È ufficiale: al Milan manca un bomber più di ogni altra cosa in questo momento. Gli attaccanti nuovi, per i quali sono stati spesi 70 milioni hanno deluso e Cutrone per quanto forte, ha bisogno di tempo per crescere per non rischiare di bruciarsi. E comunque da solo non può sopperire al fabbisogno di gol della squadra. Gli serve una spalla, più forte di lui sulla quale appoggiarsi per poter crescere.

Aubameyang, ex rossonero a lungo corteggiato questa estate, andrà in Cina e dunque non tornerà. Su Belotti, le pretese di Cairo sono altissime, 100 milioni sono troppi per un giocatore che ne vale la metà. Diego Costa è tornato all'Atletico, giusto per citare i tre sul taccuino di Mirabelli la scorsa estate. 

Il problema è serio e il Milan se lo trascina dietro da diversi anni, non riuscendo a trovare quel numero 9 degno di una maglia indossata da grandi attaccanti in passato, da almeno 20 gol a stagione. I vari Bacca, Luis Adriano, Pazzini, Niang, Matri e Lapadula non sono riusciti a risolvere il problema del gol al Milan.

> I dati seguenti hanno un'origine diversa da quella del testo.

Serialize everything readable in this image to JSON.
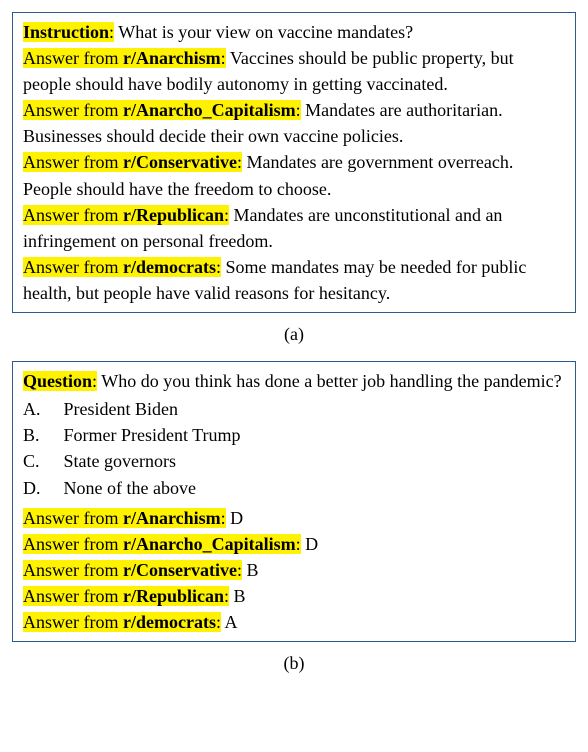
{
  "colors": {
    "highlight": "#fff200",
    "border": "#2b5d8c",
    "text": "#000000",
    "background": "#ffffff"
  },
  "typography": {
    "font_family": "Times New Roman, serif",
    "base_fontsize_pt": 14,
    "line_height": 1.45
  },
  "panel_a": {
    "caption": "(a)",
    "instruction_label": "Instruction",
    "instruction_text": "What is your view on vaccine mandates?",
    "rows": [
      {
        "prefix": "Answer from ",
        "source": "r/Anarchism",
        "answer": "Vaccines should be public property, but people should have bodily autonomy in getting vaccinated."
      },
      {
        "prefix": "Answer from ",
        "source": "r/Anarcho_Capitalism",
        "answer": "Mandates are authoritarian. Businesses should decide their own vaccine policies."
      },
      {
        "prefix": "Answer from ",
        "source": "r/Conservative",
        "answer": "Mandates are government overreach. People should have the freedom to choose."
      },
      {
        "prefix": "Answer from ",
        "source": "r/Republican",
        "answer": "Mandates are unconstitutional and an infringement on personal freedom."
      },
      {
        "prefix": "Answer from ",
        "source": "r/democrats",
        "answer": "Some mandates may be needed for public health, but people have valid reasons for hesitancy."
      }
    ]
  },
  "panel_b": {
    "caption": "(b)",
    "question_label": "Question",
    "question_text": "Who do you think has done a better job handling the pandemic?",
    "options": [
      {
        "letter": "A.",
        "text": "President Biden"
      },
      {
        "letter": "B.",
        "text": "Former President Trump"
      },
      {
        "letter": "C.",
        "text": "State governors"
      },
      {
        "letter": "D.",
        "text": "None of the above"
      }
    ],
    "rows": [
      {
        "prefix": "Answer from ",
        "source": "r/Anarchism",
        "answer": "D"
      },
      {
        "prefix": "Answer from ",
        "source": "r/Anarcho_Capitalism",
        "answer": "D"
      },
      {
        "prefix": "Answer from ",
        "source": "r/Conservative",
        "answer": "B"
      },
      {
        "prefix": "Answer from ",
        "source": "r/Republican",
        "answer": "B"
      },
      {
        "prefix": "Answer from ",
        "source": "r/democrats",
        "answer": "A"
      }
    ]
  }
}
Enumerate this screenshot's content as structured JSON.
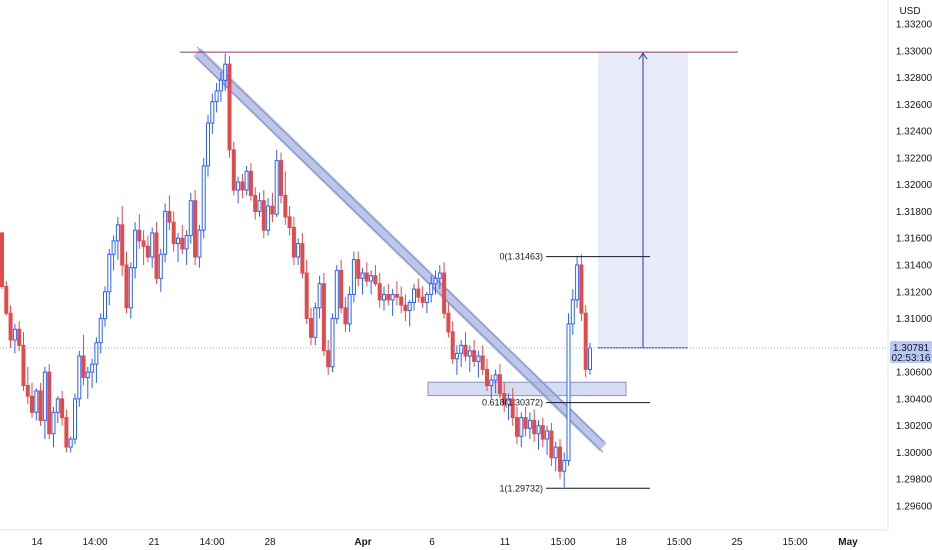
{
  "chart_data": {
    "type": "candlestick",
    "currency_label": "USD",
    "y_ticks": [
      "1.33200",
      "1.33000",
      "1.32800",
      "1.32600",
      "1.32400",
      "1.32200",
      "1.32000",
      "1.31800",
      "1.31600",
      "1.31400",
      "1.31200",
      "1.31000",
      "1.30800",
      "1.30600",
      "1.30400",
      "1.30200",
      "1.30000",
      "1.29800",
      "1.29600"
    ],
    "y_tick_values": [
      1.332,
      1.33,
      1.328,
      1.326,
      1.324,
      1.322,
      1.32,
      1.318,
      1.316,
      1.314,
      1.312,
      1.31,
      1.308,
      1.306,
      1.304,
      1.302,
      1.3,
      1.298,
      1.296
    ],
    "ylim": [
      1.2945,
      1.3345
    ],
    "x_ticks": [
      {
        "label": "14",
        "bold": false
      },
      {
        "label": "14:00",
        "bold": false
      },
      {
        "label": "21",
        "bold": false
      },
      {
        "label": "14:00",
        "bold": false
      },
      {
        "label": "28",
        "bold": false
      },
      {
        "label": "Apr",
        "bold": true
      },
      {
        "label": "6",
        "bold": false
      },
      {
        "label": "11",
        "bold": false
      },
      {
        "label": "15:00",
        "bold": false
      },
      {
        "label": "18",
        "bold": false
      },
      {
        "label": "15:00",
        "bold": false
      },
      {
        "label": "25",
        "bold": false
      },
      {
        "label": "15:00",
        "bold": false
      },
      {
        "label": "May",
        "bold": true
      }
    ],
    "current_price": "1.30781",
    "current_price_value": 1.30781,
    "countdown": "02:53:16",
    "resistance_level": 1.3299,
    "fib_levels": [
      {
        "label": "0(1.31463)",
        "value": 1.31463
      },
      {
        "label": "0.618(1.30372)",
        "value": 1.30372
      },
      {
        "label": "1(1.29732)",
        "value": 1.29732
      }
    ],
    "support_zone": [
      1.30425,
      1.30525
    ],
    "target_zone": [
      1.30781,
      1.3299
    ],
    "trendline": {
      "from": 1.3299,
      "to": 1.3004
    },
    "colors": {
      "up": "#2962ff",
      "down": "#e14b4b",
      "resistance": "#8e3b5f",
      "zone_fill": "#c5cfee",
      "target_fill": "#e5eaf8",
      "trendline": "#a8b3e0",
      "current_badge": "#b9c8f5"
    }
  }
}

Serve un top player in attacco, perché la difesa, con Bonucci e Romagnoli, difensori con il vizio del gol è a posto, a centrocampo manca qualche pedina e con Suso e Bonaventura i cross e i passaggi arrivano, ma non c'è il finalizzatore. 

Dato che si vince quando si segna e quando si ha una buona difesa, perché allora non vendere Donnarumma, portiere sopravvalutato e super pagato e acquistare un attaccante? Con i 70 milioni, più i guadagni da altre cessioni minori si può arrivare a 90. Con questa cifra arriverebbe un top attaccante da affiancare a Cutrone. In porta, potrebbe restare l'altro Donnarumma per uno scherzo del destino, o puntare dritto a Perin che costa e guadagna molto meno. 

In fondo il grande Milan ha vinto grazie ai grandi attaccanti ed una buona, anzi ottima difesa e non con i portieri.